Таким тоном не стал писать фальсификатор в половине II века, когда Поликарп был уже престарелым почтенным мужем. Самая концепция Игнатия, его идея объединения общины вокруг своего епископа, как лучшей гарантии целости и неопровержимости веры, заключает в себе, как увидим, признаки, весьма характерные для первой половины II века, и плохо гармонирующие с церковными идеями второй половины этого столетия. Она носит на себе следы глубокой древности, будучи выражением можно сказать детской веры в непоколебимости отдельной церкви, которая (вера) скоро была разрушена безжалостными опытами последующего времени.
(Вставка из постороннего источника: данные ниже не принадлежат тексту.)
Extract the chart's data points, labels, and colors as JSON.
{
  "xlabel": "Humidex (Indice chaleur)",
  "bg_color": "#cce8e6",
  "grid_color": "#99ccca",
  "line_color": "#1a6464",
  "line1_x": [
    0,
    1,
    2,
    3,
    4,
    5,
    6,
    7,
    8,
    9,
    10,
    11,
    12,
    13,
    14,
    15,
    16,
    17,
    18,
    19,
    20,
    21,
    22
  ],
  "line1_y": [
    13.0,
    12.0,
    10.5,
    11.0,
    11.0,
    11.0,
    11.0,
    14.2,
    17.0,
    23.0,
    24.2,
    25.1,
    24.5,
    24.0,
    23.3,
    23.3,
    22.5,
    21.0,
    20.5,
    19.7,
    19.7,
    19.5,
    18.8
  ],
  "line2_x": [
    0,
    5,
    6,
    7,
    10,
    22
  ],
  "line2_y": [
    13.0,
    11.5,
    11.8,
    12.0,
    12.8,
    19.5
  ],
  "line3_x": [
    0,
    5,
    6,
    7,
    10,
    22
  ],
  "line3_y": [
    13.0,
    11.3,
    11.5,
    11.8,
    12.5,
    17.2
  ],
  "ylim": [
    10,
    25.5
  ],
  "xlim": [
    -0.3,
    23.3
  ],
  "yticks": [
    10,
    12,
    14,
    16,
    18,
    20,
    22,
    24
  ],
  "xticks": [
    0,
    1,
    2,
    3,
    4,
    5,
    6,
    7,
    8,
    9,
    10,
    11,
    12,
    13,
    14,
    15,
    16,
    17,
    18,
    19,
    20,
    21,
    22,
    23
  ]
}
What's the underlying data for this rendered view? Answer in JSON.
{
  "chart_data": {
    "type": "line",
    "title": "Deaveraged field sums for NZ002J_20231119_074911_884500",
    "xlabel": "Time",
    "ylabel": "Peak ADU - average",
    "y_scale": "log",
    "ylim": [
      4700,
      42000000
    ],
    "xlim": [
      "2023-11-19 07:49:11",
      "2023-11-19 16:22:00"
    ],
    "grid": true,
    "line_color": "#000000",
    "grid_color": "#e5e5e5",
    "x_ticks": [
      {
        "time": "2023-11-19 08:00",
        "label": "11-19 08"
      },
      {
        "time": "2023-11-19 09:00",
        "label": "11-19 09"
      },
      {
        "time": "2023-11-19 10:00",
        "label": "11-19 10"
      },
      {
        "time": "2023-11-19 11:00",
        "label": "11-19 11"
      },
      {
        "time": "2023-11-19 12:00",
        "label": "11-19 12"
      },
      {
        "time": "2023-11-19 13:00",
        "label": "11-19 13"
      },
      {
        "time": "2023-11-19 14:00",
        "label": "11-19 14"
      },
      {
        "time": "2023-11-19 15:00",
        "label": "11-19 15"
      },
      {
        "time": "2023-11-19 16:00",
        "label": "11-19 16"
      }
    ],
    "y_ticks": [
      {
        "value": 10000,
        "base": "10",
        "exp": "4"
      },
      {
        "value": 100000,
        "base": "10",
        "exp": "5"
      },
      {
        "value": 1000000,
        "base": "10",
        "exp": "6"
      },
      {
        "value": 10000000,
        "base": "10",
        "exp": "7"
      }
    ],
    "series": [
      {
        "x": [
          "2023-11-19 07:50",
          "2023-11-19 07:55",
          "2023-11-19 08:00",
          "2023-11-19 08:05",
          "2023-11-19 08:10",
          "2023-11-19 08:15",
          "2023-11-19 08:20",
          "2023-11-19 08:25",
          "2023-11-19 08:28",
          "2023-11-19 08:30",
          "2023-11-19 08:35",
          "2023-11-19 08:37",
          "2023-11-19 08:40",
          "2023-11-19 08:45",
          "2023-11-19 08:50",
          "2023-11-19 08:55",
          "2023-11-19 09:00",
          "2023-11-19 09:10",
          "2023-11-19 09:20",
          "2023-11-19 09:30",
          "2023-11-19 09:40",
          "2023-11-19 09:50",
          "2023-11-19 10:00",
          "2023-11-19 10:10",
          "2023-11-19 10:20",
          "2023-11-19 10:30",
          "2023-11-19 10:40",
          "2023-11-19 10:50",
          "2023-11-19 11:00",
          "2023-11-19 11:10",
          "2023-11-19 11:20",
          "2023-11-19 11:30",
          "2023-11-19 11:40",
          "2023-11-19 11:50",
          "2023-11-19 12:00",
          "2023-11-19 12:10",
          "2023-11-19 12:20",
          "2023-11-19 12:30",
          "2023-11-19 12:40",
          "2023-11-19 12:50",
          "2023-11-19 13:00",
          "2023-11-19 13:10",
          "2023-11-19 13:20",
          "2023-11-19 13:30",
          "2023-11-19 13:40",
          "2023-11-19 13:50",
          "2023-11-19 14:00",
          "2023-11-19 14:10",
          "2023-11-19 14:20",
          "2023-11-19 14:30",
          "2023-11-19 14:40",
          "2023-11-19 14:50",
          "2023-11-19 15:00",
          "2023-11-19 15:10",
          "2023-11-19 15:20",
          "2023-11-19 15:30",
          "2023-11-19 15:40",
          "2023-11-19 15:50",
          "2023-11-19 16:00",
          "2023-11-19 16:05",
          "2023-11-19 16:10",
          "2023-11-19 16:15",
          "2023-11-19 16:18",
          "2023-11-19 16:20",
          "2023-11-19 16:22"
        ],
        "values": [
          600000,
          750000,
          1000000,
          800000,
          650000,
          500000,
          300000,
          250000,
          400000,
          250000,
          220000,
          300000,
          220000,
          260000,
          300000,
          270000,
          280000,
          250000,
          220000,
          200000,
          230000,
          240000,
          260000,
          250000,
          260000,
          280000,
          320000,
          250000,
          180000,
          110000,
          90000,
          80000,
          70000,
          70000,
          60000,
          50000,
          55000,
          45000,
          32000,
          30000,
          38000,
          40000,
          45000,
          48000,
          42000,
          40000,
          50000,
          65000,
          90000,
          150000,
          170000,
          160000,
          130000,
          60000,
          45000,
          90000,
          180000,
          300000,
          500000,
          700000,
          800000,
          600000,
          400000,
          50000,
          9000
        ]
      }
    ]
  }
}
Главным основанием к отрицанию подлинности посланий Игнатия служило немыслимое будто для начала II века развитие церковной организации, предполагаемое посланиями, и явная тенденциозность их, направленная к утверждению монархического епископата. Но не говоря уже о том, что в этом отрицании подлинности послания Игнатия на основании искомого икс, которым является в данном случае вопрос о древней церковной организации, скрывается великий логический круг, предположение о тенденциозности посланий совершенно не оправдывается их содержанием, несмотря на их крайне однообразный характер.
На самом деле автор нигде ни одним словом не обмолвился о том, что в каждой общине должен быть лишь один епископ, что коллегия епископов есть ненормальное явление, что она должна уступить место единоличному епископу. Повсюду он призывает самих верующих к единению и повиновению епископу, и даже не одному епископу, но и пресвитерству и диаконству. Он вообще защитник церковной власти. Момент выделения монархического епископа из коллегии церковных пресвитеров им совершенно обойден. Он предполагается уже давно совершившимся. Монархический епископ во всех малоазийских церквах, куда пишет Игнатий, является уже вполне установившимся фактом. Если бы фальсификатор составил свои послания с целью пропагандировать монархический епископат, то он должен был бы писать совершенно в другом духе.
По всем указанным основаниям подлинность посланий Игнатия после долгих споров, длившихся три столетия, благодаря солидным трудам Цана, Ляйтфута, Ревиля, Функа, Гарнака и др., получила в настоящее время почти общее признание, по крайней мере признание громадного большинства ученых10.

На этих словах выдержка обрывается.